第拾陸幕の拾参
土方歳三と同じ悩みを聞け!
「私は今までいろんな人から告白されて、数えきれないくらいのラブレターをもらってきた」
そう切り出すと自慢かと苦い顔をされるが、あおいは続ける。
「その送り主は同学年なんて当たり前、ある時は違う学年から、またある時はよその学校の人、送ってきた相手の中には私と同じ女の子もいた。名前も知らない人からもらうなんて何回あったか覚えてない」
冷静に話すあおいと、突きつけられた疑問が渦巻く中にスケールの大きな話についていけずティーガー。
「私はいつもラブレターをもらうとその場では対応できなかった。でもいつも時間をおいてからしっかり読んで、返事をしたうえでちゃんと断った。なんでかわかる?」
ティーガーは黙ったままだった。
「それはラブレターを書くくらいだから相手が私のことを真剣に思っているから。あんたは今まで自分の気持ちを押し付けているだけでさくらのことをこれっぽっちも考えてない。さくらと気持ちを通じ合わせるにはどうすればいいか、それを意識しない限り、さくらには一生振り向いてもらえないよ」
冷たく通告するあおいに、ティーガーは渇いた笑いをこぼす。
「……ははは、一生か。ならそれは永遠にできない話になるな」
「……もしかして、やっぱりあんた……!」
ふとしたことで思い出した記憶から過去の出来事を語り出すあおい。ティーガーはそれを補完していく。

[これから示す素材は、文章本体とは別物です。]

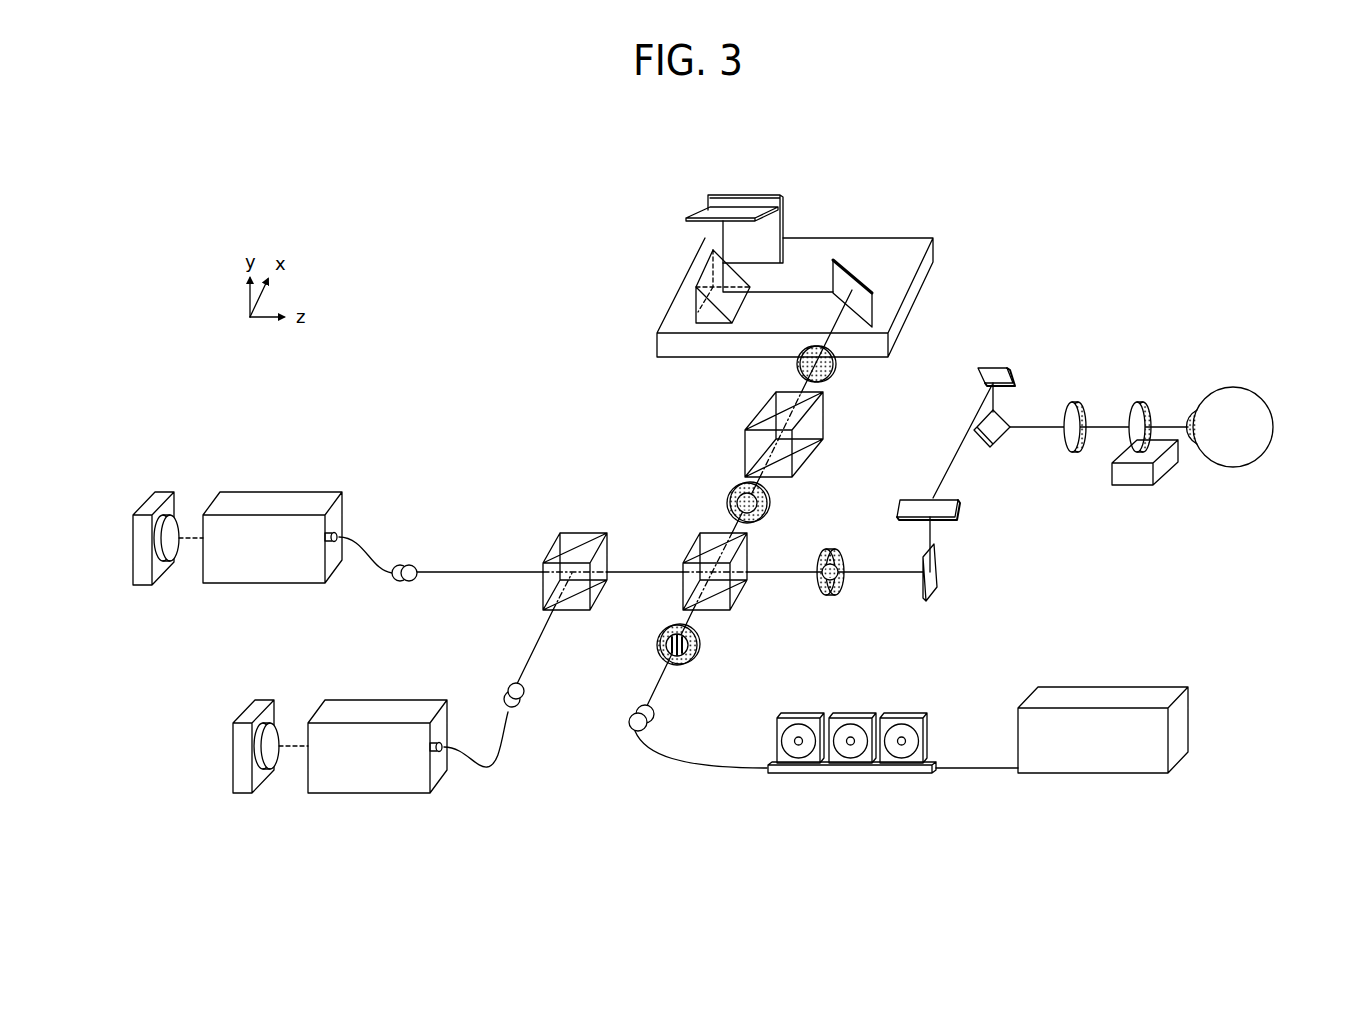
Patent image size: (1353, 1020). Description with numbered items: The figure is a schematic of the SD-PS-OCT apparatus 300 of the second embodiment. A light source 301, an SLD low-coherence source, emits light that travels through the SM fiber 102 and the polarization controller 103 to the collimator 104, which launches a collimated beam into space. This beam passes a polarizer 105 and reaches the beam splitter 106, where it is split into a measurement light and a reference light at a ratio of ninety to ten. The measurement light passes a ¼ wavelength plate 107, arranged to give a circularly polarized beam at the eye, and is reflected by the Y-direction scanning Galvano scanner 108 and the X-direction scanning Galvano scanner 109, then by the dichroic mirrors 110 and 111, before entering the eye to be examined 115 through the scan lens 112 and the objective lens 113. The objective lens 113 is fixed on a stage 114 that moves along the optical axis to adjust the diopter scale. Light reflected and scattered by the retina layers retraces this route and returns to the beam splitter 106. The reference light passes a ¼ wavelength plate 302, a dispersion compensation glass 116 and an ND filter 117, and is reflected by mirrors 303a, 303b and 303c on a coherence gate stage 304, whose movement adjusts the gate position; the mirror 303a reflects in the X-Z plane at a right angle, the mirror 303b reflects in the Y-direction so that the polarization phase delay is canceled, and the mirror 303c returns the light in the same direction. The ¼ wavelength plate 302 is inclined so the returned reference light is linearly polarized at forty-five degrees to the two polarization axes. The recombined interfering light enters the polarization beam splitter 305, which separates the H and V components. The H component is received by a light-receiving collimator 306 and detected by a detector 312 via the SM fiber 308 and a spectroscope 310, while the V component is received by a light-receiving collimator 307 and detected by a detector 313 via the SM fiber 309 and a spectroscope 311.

The SD-PS-OCT apparatus 300 is at (196, 194).
The light source 301 is at (1095, 775).
The ¼ wavelength plate 302 is at (727, 500).
The mirror 303a is at (873, 292).
The mirror 303b is at (696, 290).
The mirror 303c is at (687, 213).
The coherence gate stage 304 is at (657, 343).
The polarization beam splitter 305 is at (572, 532).
The light-receiving collimator 306 is at (410, 565).
The light-receiving collimator 307 is at (520, 710).
The SM fiber 308 is at (381, 538).
The SM fiber 309 is at (488, 770).
The spectroscope 310 is at (252, 500).
The spectroscope 311 is at (380, 710).
The detector 312 is at (160, 500).
The detector 313 is at (260, 710).
The SM fiber 102 is at (983, 770).
The polarization controller 103 is at (845, 774).
The collimator 104 is at (648, 724).
The polarizer 105 is at (697, 660).
The beam splitter 106 is at (713, 605).
The ¼ wavelength plate 107 is at (826, 597).
The Y-direction scanning Galvano scanner 108 is at (928, 602).
The X-direction scanning Galvano scanner 109 is at (920, 500).
The dichroic mirror 110 is at (993, 368).
The dichroic mirror 111 is at (997, 446).
The scan lens 112 is at (1075, 402).
The objective lens 113 is at (1140, 402).
The stage 114 is at (1133, 478).
The eye to be examined 115 is at (1208, 396).
The dispersion compensation glass 116 is at (800, 455).
The ND filter 117 is at (833, 376).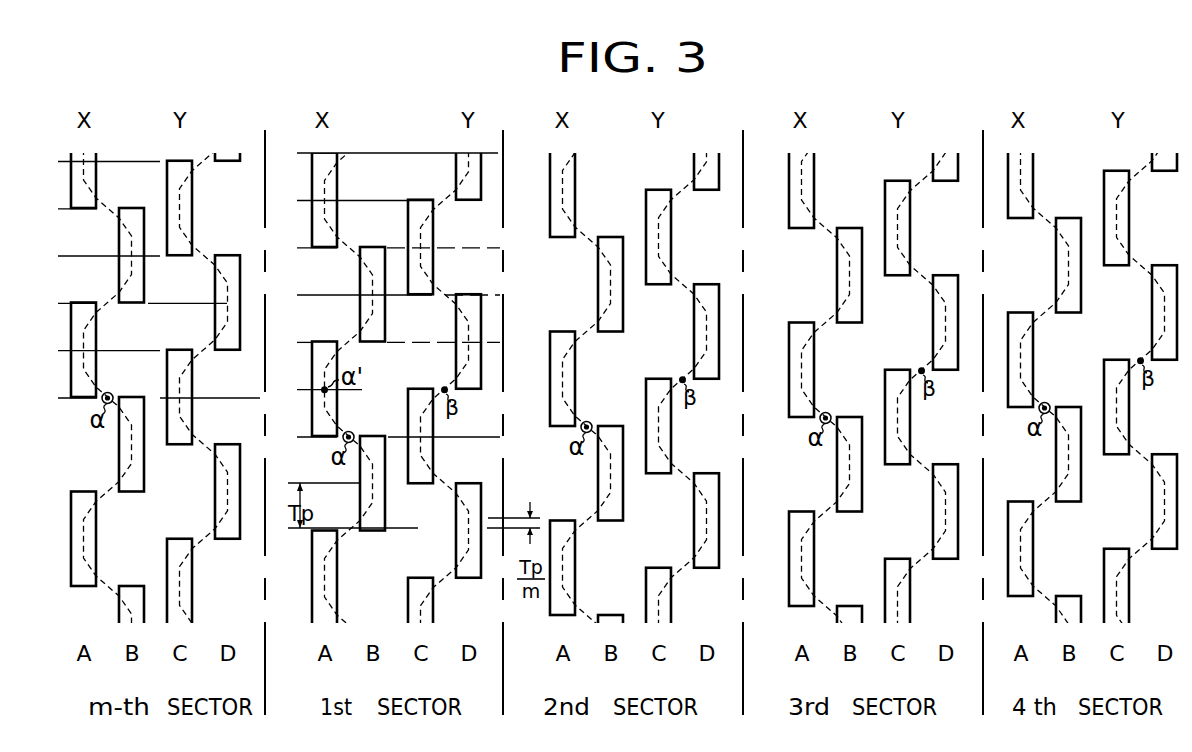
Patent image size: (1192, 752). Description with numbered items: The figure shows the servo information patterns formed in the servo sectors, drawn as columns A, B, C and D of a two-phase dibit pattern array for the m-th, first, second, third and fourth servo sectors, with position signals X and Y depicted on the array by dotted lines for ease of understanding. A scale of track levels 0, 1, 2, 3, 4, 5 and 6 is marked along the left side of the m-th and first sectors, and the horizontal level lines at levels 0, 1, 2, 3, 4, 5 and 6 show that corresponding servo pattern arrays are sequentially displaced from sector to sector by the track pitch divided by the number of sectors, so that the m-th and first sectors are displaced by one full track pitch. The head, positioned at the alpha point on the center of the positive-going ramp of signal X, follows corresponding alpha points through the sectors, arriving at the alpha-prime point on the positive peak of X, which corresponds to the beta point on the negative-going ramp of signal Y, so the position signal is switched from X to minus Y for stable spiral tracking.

The phase level 0 line 0 is at (269, 418).
The phase level 1 line 1 is at (200, 370).
The phase level 2 line 2 is at (269, 323).
The phase level 3 line 3 is at (269, 276).
The phase level 4 line 4 is at (269, 228).
The phase level 5 line 5 is at (235, 181).
The phase level 6 line 6 is at (387, 154).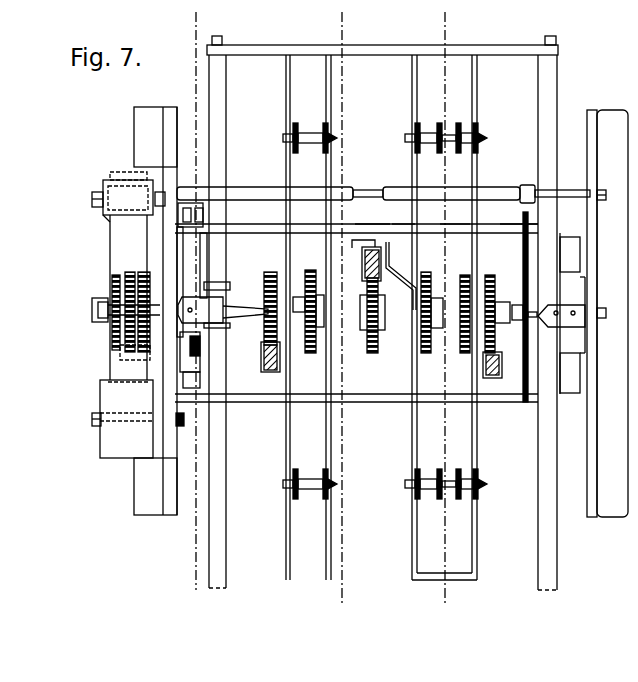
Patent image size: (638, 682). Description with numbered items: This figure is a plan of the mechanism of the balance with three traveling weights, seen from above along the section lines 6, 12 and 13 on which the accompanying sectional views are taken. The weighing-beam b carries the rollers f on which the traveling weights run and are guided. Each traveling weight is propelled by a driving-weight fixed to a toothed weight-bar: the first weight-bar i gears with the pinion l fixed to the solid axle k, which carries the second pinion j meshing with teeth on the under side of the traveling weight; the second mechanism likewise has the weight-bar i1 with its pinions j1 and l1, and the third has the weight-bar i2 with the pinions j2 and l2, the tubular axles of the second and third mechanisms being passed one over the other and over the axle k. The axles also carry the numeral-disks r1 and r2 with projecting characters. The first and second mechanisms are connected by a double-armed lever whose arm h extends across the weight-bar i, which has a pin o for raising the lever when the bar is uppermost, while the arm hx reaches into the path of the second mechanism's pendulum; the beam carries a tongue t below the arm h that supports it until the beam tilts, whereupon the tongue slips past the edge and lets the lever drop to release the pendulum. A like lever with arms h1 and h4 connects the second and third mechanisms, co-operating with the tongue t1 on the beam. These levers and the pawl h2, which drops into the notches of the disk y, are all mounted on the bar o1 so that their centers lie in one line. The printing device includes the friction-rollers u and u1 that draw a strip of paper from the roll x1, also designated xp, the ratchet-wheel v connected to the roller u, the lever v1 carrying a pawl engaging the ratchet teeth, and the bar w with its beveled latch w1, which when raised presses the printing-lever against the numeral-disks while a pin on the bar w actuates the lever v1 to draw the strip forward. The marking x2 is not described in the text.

The section line 6 6 is at (191, 307).
The section line 12 12 is at (344, 308).
The section line 13 13 is at (446, 308).
The weighing-beam b is at (382, 313).
The rollers f is at (385, 312).
The bar o1 is at (383, 187).
The arm of double-armed lever h is at (265, 219).
The arm of double-armed lever hx is at (347, 228).
The arm of lever h1 is at (403, 217).
The arm of lever h4 is at (467, 219).
The pawl h2 is at (527, 219).
The friction-roller u1 is at (128, 193).
The friction-roller u is at (101, 223).
The numeral-disk r1 is at (130, 272).
The numeral-disk r2 is at (116, 275).
The roll x1 is at (135, 419).
The ratchet-wheel v is at (193, 176).
The lever v1 is at (192, 282).
The tongue t is at (223, 310).
The axle k is at (264, 311).
The latch w1 is at (180, 352).
The bar w is at (191, 380).
The pinion j is at (270, 297).
The weight-bar i is at (261, 367).
The pin o is at (258, 352).
The pinion l is at (320, 349).
The pinion j1 is at (375, 315).
The weight-bar i1 is at (362, 264).
The roll xp is at (401, 276).
The pinion l1 is at (432, 312).
The pinion l2 is at (461, 314).
The pinion j2 is at (504, 314).
The lever x2 is at (515, 338).
The weight-bar i2 is at (502, 360).
The notched disk y is at (530, 307).
The tongue t1 is at (561, 321).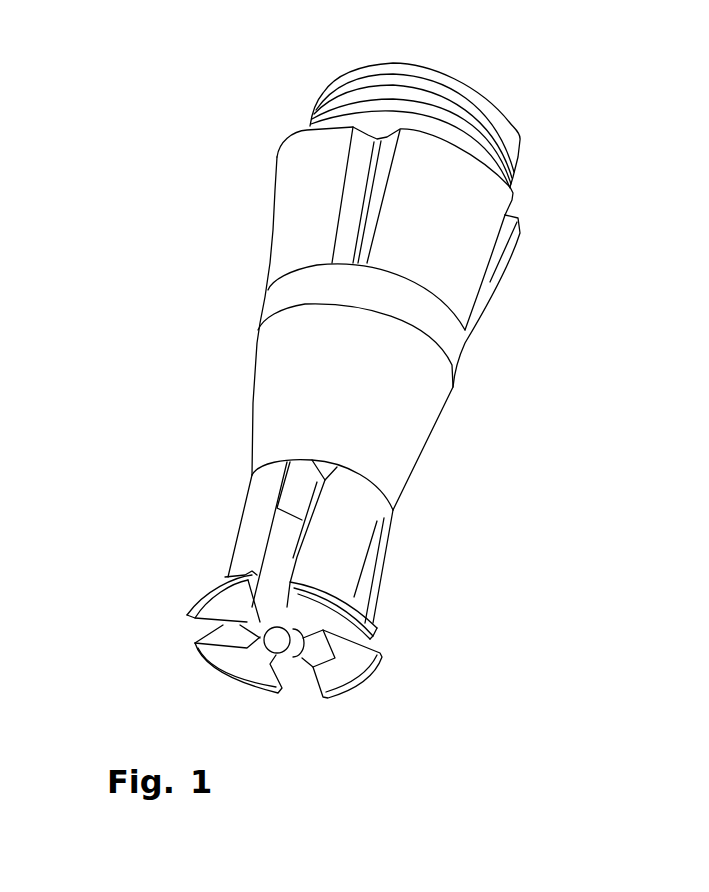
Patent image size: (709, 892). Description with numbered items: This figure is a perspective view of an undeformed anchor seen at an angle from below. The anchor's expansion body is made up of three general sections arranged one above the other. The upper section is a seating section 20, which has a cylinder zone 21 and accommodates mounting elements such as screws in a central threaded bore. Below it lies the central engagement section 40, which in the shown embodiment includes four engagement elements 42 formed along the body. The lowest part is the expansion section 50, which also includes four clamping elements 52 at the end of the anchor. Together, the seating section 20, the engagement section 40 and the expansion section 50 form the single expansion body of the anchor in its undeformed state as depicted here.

The seating section 20 is at (528, 143).
The cylinder zone 21 is at (497, 111).
The engagement section 40 is at (497, 293).
The engagement elements 42 is at (453, 202).
The expansion section 50 is at (388, 571).
The clamping elements 52 is at (347, 529).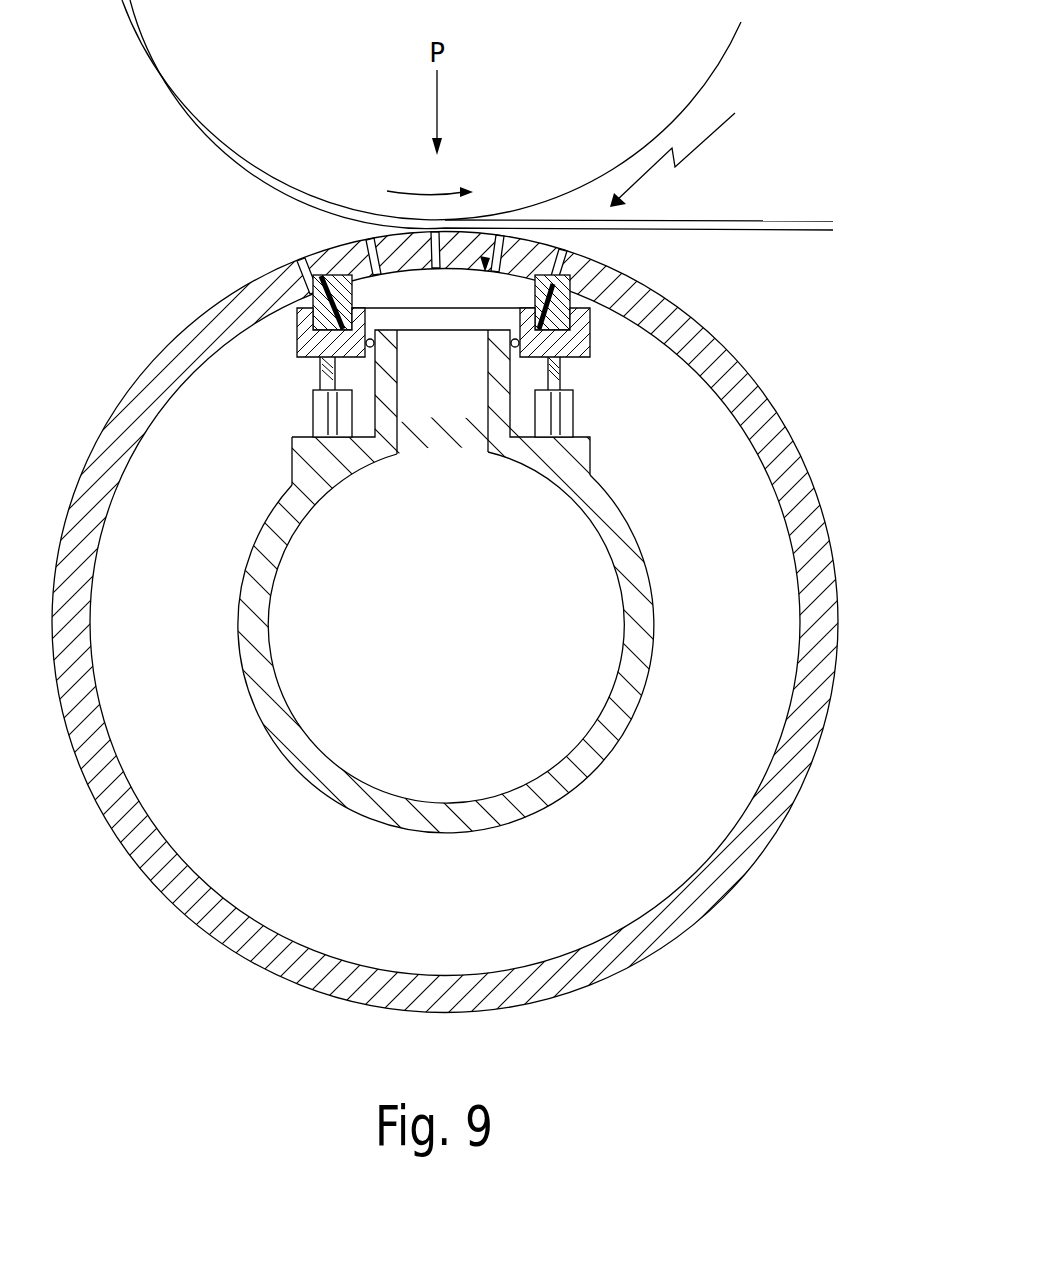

「ああそうさ! 俺だけじゃない、俺たちオリエント・ゾディアックはみんなそうだよ!!」
「(やっぱり……! じゃああの事故は……!)」
核心に辿り着くあおいに、ティーガーは仲間のピンチを忘れてはならないと忠告し、送り出す。
その言葉に何も言わずに代わりに鋭い目線を送ったあおいは、振袖小町になりながら仲間たちのピンチに駆けていった。小さくなっていく背中に、さくらのために自分に何ができるか、ティーガーは考えるために廃研究所に戻っていった。
モニターを自分のハンマーで強打したネガボットは顔面が砂嵐のまま元に戻らず、正常な判断ができなくなって視界に入る人物全てが登美に見えてくる。ターゲットが増えたと勘違いしたネガボットは無差別攻撃を開始し始める。
「うわ、やっば」
自分も攻撃対象になりかねないと判断したプチッツァは大急ぎで空高くに避難する。逃げ遅れた人々を避難させていたかんなは、彼女が高く飛んでいく姿が目に入る。
「……あれは……?」
普通であれば人間は空を飛ぶことはできない、そして今のシチュエーションからして飛んでいった人物もオリエント・ゾディアックのメンバーだろうと推測するが、間近で見たわけでもないのにこれまでに見た面々とはどこかが違う雰囲気を彼女は感じ取りながら避難誘導に従事した。
モテてモテて困る(と言っても舞妓さんからだが)という趣旨の手紙を彼女たちからのラブレターを同封して送ったことがある土方歳三、しかし他校の生徒や同性からもラブレターもらう小学生って地域中に噂になってるな……。